Un hombre diferente empieza como un drama más o menos serio sobre un hombre en circunstancias trágicas. Su fotografía, con su textura granulosa y uso de lentes zoom que evocan al cine neoyorquino de los setenta, y su música, sombría y melancólica con influencias de jazz, le dan a la primera parte una abrumadora atmósfera–cuando uno de los vecinos de Edward e Ingrid se suicida, no solo se siente inevitable, pero también como el futuro que le aguarda a su protagonista.

No obstante, la película poco a poco se convierte en una absurda, si algo oscura comedia. Este giro, lejos de demeritar lo que vino antes, lo enriquece. Edward, con su nuevo rostro, inicia otra vida como Guy, un exitoso vendedor de bienes raíces, se convierte en la estrella de la obra de Ingrid y finalmente en su pareja. Pero su vida perfecta se arruina con la llegada de Oswald (Adam Pearson, un actor con neurofibromatosis en la vida real, condición que produce tumores parecidos a los que vemos en Edward al inicio). Oswald es simpático, carismático y todo parece indicar, una persona genuinamente buena. Puede acercarse a completos desconocidos con confianza, pero sin invadir ni entrometerse; rápidamente sentimos que están encantados de tenerlo ahí.

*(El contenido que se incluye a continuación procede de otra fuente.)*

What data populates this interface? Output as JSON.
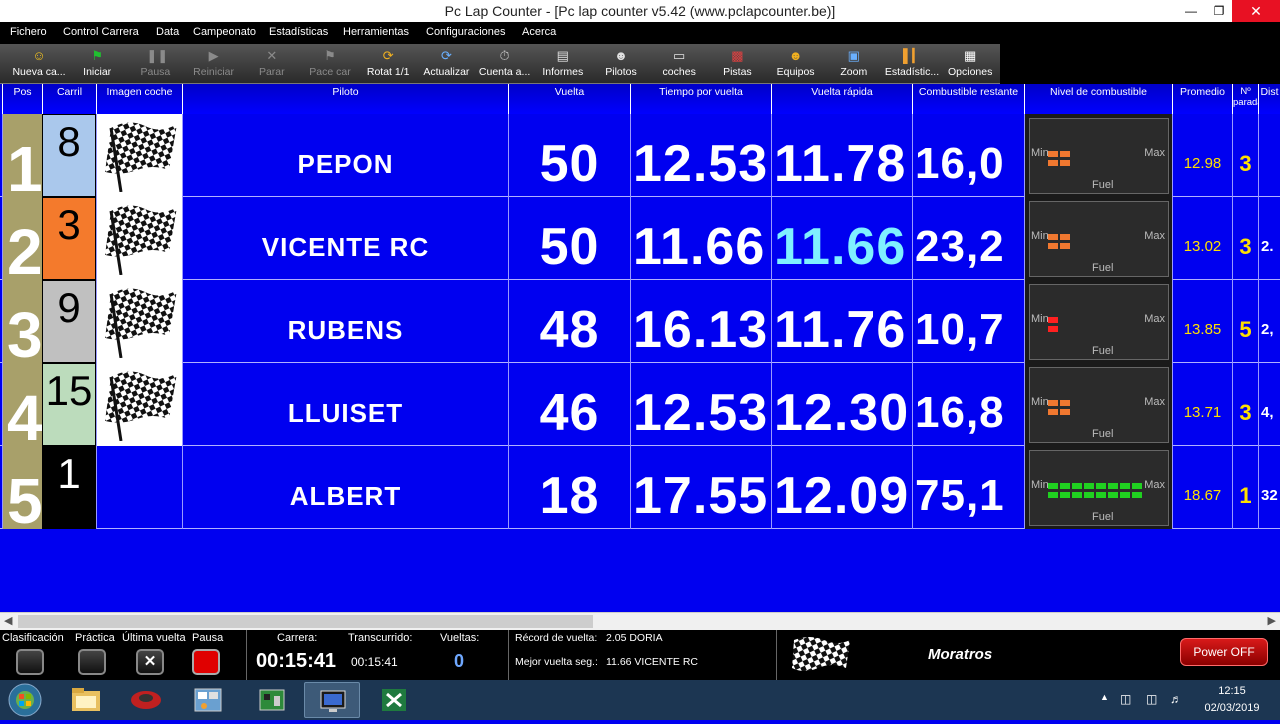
{
  "window": {
    "title": "Pc Lap Counter - [Pc lap counter v5.42 (www.pclapcounter.be)]"
  },
  "menu": [
    "Fichero",
    "Control Carrera",
    "Data",
    "Campeonato",
    "Estadísticas",
    "Herramientas",
    "Configuraciones",
    "Acerca"
  ],
  "toolbar": [
    {
      "label": "Nueva ca...",
      "icon": "new-race-icon",
      "enabled": true
    },
    {
      "label": "Iniciar",
      "icon": "start-flag-icon",
      "enabled": true
    },
    {
      "label": "Pausa",
      "icon": "pause-icon",
      "enabled": false
    },
    {
      "label": "Reiniciar",
      "icon": "restart-icon",
      "enabled": false
    },
    {
      "label": "Parar",
      "icon": "stop-icon",
      "enabled": false
    },
    {
      "label": "Pace car",
      "icon": "pace-car-icon",
      "enabled": false
    },
    {
      "label": "Rotat 1/1",
      "icon": "rotate-icon",
      "enabled": true
    },
    {
      "label": "Actualizar",
      "icon": "refresh-icon",
      "enabled": true
    },
    {
      "label": "Cuenta a...",
      "icon": "countdown-icon",
      "enabled": true
    },
    {
      "label": "Informes",
      "icon": "reports-icon",
      "enabled": true
    },
    {
      "label": "Pilotos",
      "icon": "drivers-icon",
      "enabled": true
    },
    {
      "label": "coches",
      "icon": "cars-icon",
      "enabled": true
    },
    {
      "label": "Pistas",
      "icon": "tracks-icon",
      "enabled": true
    },
    {
      "label": "Equipos",
      "icon": "teams-icon",
      "enabled": true
    },
    {
      "label": "Zoom",
      "icon": "zoom-icon",
      "enabled": true
    },
    {
      "label": "Estadístic...",
      "icon": "statistics-icon",
      "enabled": true
    },
    {
      "label": "Opciones",
      "icon": "options-icon",
      "enabled": true
    }
  ],
  "columns": [
    "Pos",
    "Carril",
    "Imagen coche",
    "Piloto",
    "Vuelta",
    "Tiempo por vuelta",
    "Vuelta rápida",
    "Combustible restante",
    "Nivel de combustible",
    "Promedio",
    "Nº\nparada",
    "Dist"
  ],
  "rows": [
    {
      "pos": "1",
      "lane": "8",
      "lane_color": "#aac8ec",
      "has_image": true,
      "pilot": "PEPON",
      "laps": "50",
      "lap_time": "12.53",
      "best": "11.78",
      "best_highlight": false,
      "fuel_left": "16,0",
      "fuel_level": 0.2,
      "fuel_color": "#f07830",
      "avg": "12.98",
      "stops": "3",
      "dist": ""
    },
    {
      "pos": "2",
      "lane": "3",
      "lane_color": "#f47a2c",
      "has_image": true,
      "pilot": "VICENTE RC",
      "laps": "50",
      "lap_time": "11.66",
      "best": "11.66",
      "best_highlight": true,
      "fuel_left": "23,2",
      "fuel_level": 0.2,
      "fuel_color": "#f07830",
      "avg": "13.02",
      "stops": "3",
      "dist": "2."
    },
    {
      "pos": "3",
      "lane": "9",
      "lane_color": "#c0c0c0",
      "has_image": true,
      "pilot": "RUBENS",
      "laps": "48",
      "lap_time": "16.13",
      "best": "11.76",
      "best_highlight": false,
      "fuel_left": "10,7",
      "fuel_level": 0.1,
      "fuel_color": "#ff2020",
      "avg": "13.85",
      "stops": "5",
      "dist": "2,"
    },
    {
      "pos": "4",
      "lane": "15",
      "lane_color": "#bcdcbc",
      "has_image": true,
      "pilot": "LLUISET",
      "laps": "46",
      "lap_time": "12.53",
      "best": "12.30",
      "best_highlight": false,
      "fuel_left": "16,8",
      "fuel_level": 0.2,
      "fuel_color": "#f07830",
      "avg": "13.71",
      "stops": "3",
      "dist": "4,"
    },
    {
      "pos": "5",
      "lane": "1",
      "lane_color": "#000000",
      "has_image": false,
      "pilot": "ALBERT",
      "laps": "18",
      "lap_time": "17.55",
      "best": "12.09",
      "best_highlight": false,
      "fuel_left": "75,1",
      "fuel_level": 0.75,
      "fuel_color": "#20d020",
      "avg": "18.67",
      "stops": "1",
      "dist": "32"
    }
  ],
  "gauge": {
    "min_label": "Min",
    "max_label": "Max",
    "fuel_label": "Fuel"
  },
  "status": {
    "buttons": [
      {
        "label": "Clasificación",
        "style": "dark"
      },
      {
        "label": "Práctica",
        "style": "dark"
      },
      {
        "label": "Última vuelta",
        "style": "x"
      },
      {
        "label": "Pausa",
        "style": "red"
      }
    ],
    "race_label": "Carrera:",
    "race_time": "00:15:41",
    "elapsed_label": "Transcurrido:",
    "elapsed_time": "00:15:41",
    "laps_label": "Vueltas:",
    "laps_value": "0",
    "record_label": "Récord de vuelta:",
    "record_value": "2.05 DORIA",
    "best_label": "Mejor vuelta seg.:",
    "best_value": "11.66 VICENTE RC",
    "team": "Moratros",
    "power": "Power OFF"
  },
  "taskbar": {
    "time": "12:15",
    "date": "02/03/2019"
  },
  "colors": {
    "background": "#0000f0",
    "yellow": "#ffe000",
    "highlight": "#7ff0ff"
  }
}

¿Qué es lo que Guy ve de malo en él? Por un lado, su rostro parece un recordatorio de su vida anterior, con la que no quiere tener nada que ver. Por otro, el que Oswald pueda llevar una vida plena y ganarse con facilidad la simpatía de los demás, sugiere una dolorosa verdad sobre la Edward: que la fuente de su infelicidad no era su rostro, sino algo más. Cuando Oswald se sube a un escenario a cantar karaoke, no vemos en las miradas de los espectadores la condescendencia y perturbación a la que Edward llegó a acostumbrarse. El atractivo convencional de Guy no puede comprarle eso. Incluso con una vida en teoría perfecta, la felicidad de otra persona inquieta a Guy al punto del autosabotaje. Esto resulta cómico de una manera muy perversa–me cuesta no pensar en el episodio de Los Simpson en el que Frank Grimes, el técnico nuclear que ha conseguido lo poco que tiene a través de trabajo duro y sufrimiento, se desquicia por el éxito y buena voluntad que Homero recibe sin esfuerzo.
La dinámica entre Guy/Edward y Oswald nos dice que aquellas condiciones que por tanto hemos entendido como estereotipos, en realidad permiten un rango enorme de experiencias. Que las personas con “deformidades” no tienen que ser solo tragedias de la genética o inspiradores casos de triunfos sobre la adversidad. Pueden ser eso y todo lo demás. Pero es gracias a su sentido del humor que Un hombre diferente trasciende la simple moraleja en la que pudo haberse convertido. La película no contiene un mensaje simple de aceptación; es más bien una exploración de los territorios oscuros a los que nos puede llevar nuestra propia fascinación con cómo nos ven y nosotros mismos nos vemos. Incluso cuando Edward/Guy deja de despertar nuestra simpatía y se convierte en alguien vano y celoso, hay algo profundamente humano y sobre él.